My roommate still talks on AIM. What is this middle school?
I'm at the bar and they've turned up lady gaga to cover the sound of the fire alarm.
I don't know why people felt they couldn't use the toilet with me passed out in the tub. I shut the curtain. It was like being in another room.
As you were leaving the bar you grabbed a table and when they stopped you, you said "Its cool i came in with this". They did not believe you.
Are you available to help carry me into the house Monday?
she broke my one feeling. seriously I think she broke my dick.
She was purple for Halloween. She literally spray-painted herself purple and called it a costume. It won't come off.
I disagree, if your last name is Weiner then the sending of dick pics should be mandatory. I'd give him a pass.
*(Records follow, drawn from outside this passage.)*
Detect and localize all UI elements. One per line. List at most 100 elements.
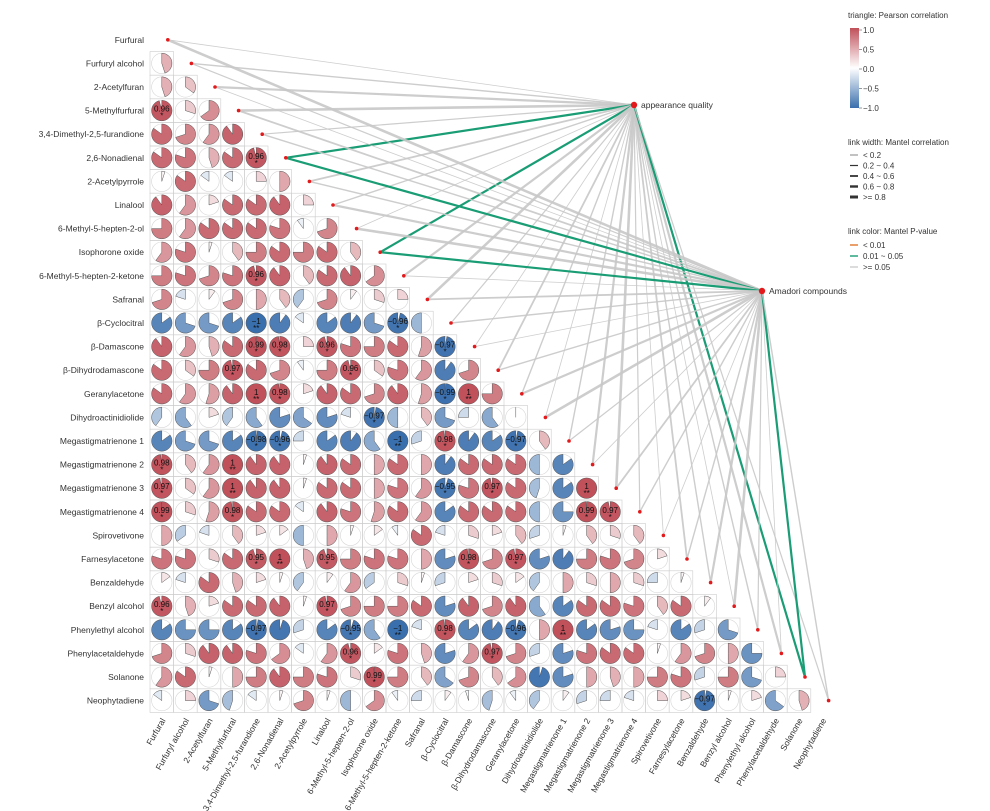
correlation-value: 0.97: [484, 647, 500, 656]
pie-slice: [515, 572, 525, 584]
legend-title-triangle: triangle: Pearson correlation: [848, 11, 948, 20]
pie-slice: [599, 501, 621, 523]
significance-mark: **: [253, 395, 259, 404]
pie-slice: [316, 430, 338, 452]
significance-mark: *: [703, 702, 706, 711]
link-width-label: >= 0.8: [863, 193, 886, 202]
env-node-label: Amadori compounds: [769, 286, 847, 296]
pie-slice: [294, 312, 304, 324]
mantel-link: [633, 104, 688, 560]
pie-slice: [303, 194, 314, 206]
pie-slice: [269, 666, 291, 688]
row-label: Phenylacetaldehyde: [67, 648, 144, 658]
correlation-value: −0.95: [340, 624, 361, 633]
mantel-link: [544, 289, 763, 419]
pie-slice: [320, 642, 338, 664]
mantel-link: [356, 227, 763, 293]
significance-mark: *: [443, 631, 446, 640]
pie-slice: [434, 548, 456, 570]
pie-slice: [205, 501, 220, 523]
correlation-value: 1: [278, 553, 283, 562]
correlation-value: 0.96: [154, 105, 170, 114]
pie-slice: [269, 619, 291, 641]
pie-slice: [387, 359, 409, 381]
pie-slice: [175, 288, 186, 300]
pie-slice: [198, 524, 210, 536]
pie-slice: [245, 501, 267, 523]
pie-slice: [528, 666, 550, 688]
pie-slice: [222, 619, 243, 641]
variable-node: [284, 156, 288, 160]
pie-slice: [245, 336, 267, 358]
correlation-value: −0.99: [435, 388, 456, 397]
pie-slice: [599, 642, 621, 664]
variable-node: [189, 61, 194, 66]
mantel-link: [615, 290, 763, 489]
pie-slice: [657, 548, 668, 560]
pie-slice: [198, 218, 220, 240]
pie-slice: [481, 454, 503, 476]
mantel-link: [426, 104, 635, 301]
mantel-link: [191, 62, 635, 106]
legend-title-link-width: link width: Mantel correlation: [848, 138, 949, 147]
mantel-link: [191, 62, 763, 292]
pie-slice: [633, 666, 645, 688]
mantel-link: [761, 290, 782, 654]
pie-slice: [202, 477, 220, 499]
pie-slice: [269, 241, 291, 263]
pie-slice: [387, 383, 409, 405]
mantel-link: [633, 104, 735, 607]
pie-slice: [279, 524, 289, 536]
pie-slice: [222, 123, 244, 145]
pie-slice: [505, 595, 527, 617]
pie-slice: [232, 572, 244, 593]
correlation-value: 0.98: [225, 506, 241, 515]
mantel-link: [632, 104, 783, 654]
pie-slice: [161, 572, 171, 584]
pie-slice: [202, 123, 220, 145]
pie-slice: [316, 288, 338, 310]
pie-slice: [434, 336, 456, 358]
pie-slice: [151, 642, 173, 664]
row-labels: Furfural Furfuryl alcohol 2-Acetylfuran 5-M…: [39, 35, 145, 706]
mantel-link: [261, 133, 763, 292]
pie-slice: [434, 572, 446, 587]
pie-slice: [198, 690, 220, 712]
pie-slice: [576, 619, 597, 641]
significance-mark: *: [491, 489, 494, 498]
correlation-value: −0.98: [246, 435, 267, 444]
pie-slice: [417, 336, 432, 358]
pie-slice: [271, 642, 291, 664]
pie-slice: [373, 642, 383, 654]
significance-mark: *: [325, 348, 328, 357]
pie-slice: [153, 690, 163, 702]
pie-slice: [727, 642, 739, 664]
pie-slice: [245, 548, 267, 570]
row-label: 5-Methylfurfural: [85, 106, 144, 116]
variable-node: [661, 533, 666, 538]
mantel-link: [427, 290, 763, 301]
pie-slice: [458, 359, 480, 381]
pie-slice: [245, 666, 267, 688]
significance-mark: *: [255, 159, 258, 168]
pie-slice: [458, 666, 480, 688]
pie-slice: [155, 241, 173, 263]
pie-slice: [465, 690, 469, 701]
mantel-link: [285, 156, 763, 293]
pie-slice: [269, 406, 291, 428]
correlation-value: 0.99: [154, 506, 170, 515]
pie-slice: [222, 690, 233, 711]
pie-slice: [552, 501, 574, 523]
pie-slice: [232, 241, 244, 261]
link-color-label: >= 0.05: [863, 263, 891, 272]
pie-slice: [179, 194, 196, 216]
variable-node: [685, 557, 689, 561]
pie-slice: [387, 477, 409, 499]
pie-slice: [694, 690, 715, 712]
row-label: Farnesylacetone: [81, 554, 144, 564]
significance-mark: *: [231, 371, 234, 380]
pie-slice: [340, 548, 362, 570]
pie-slice: [410, 690, 422, 701]
significance-mark: **: [583, 489, 589, 498]
mantel-link: [262, 104, 635, 135]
I tried to settle their lesbian roommate fight by turning on Pretty Wild
You told us that you were going to become a 'new man' and threw your tv set out of a window.
You tried to order fondue take-out.
From Taco Bell.
quickly learned not to sleep with your roommate and work colleague in the same week
You showed up at my house at 4am with a bloody nose, one shoe and a bucket of chicken... I live no where near a place that sells chicken in a bucket..
Well that would explain the bones in my purse.
Fun fact: I came home from the riverboat without my panties. And woke up with a different pair on.
He just blew a .079. Jesus loves him THAT much.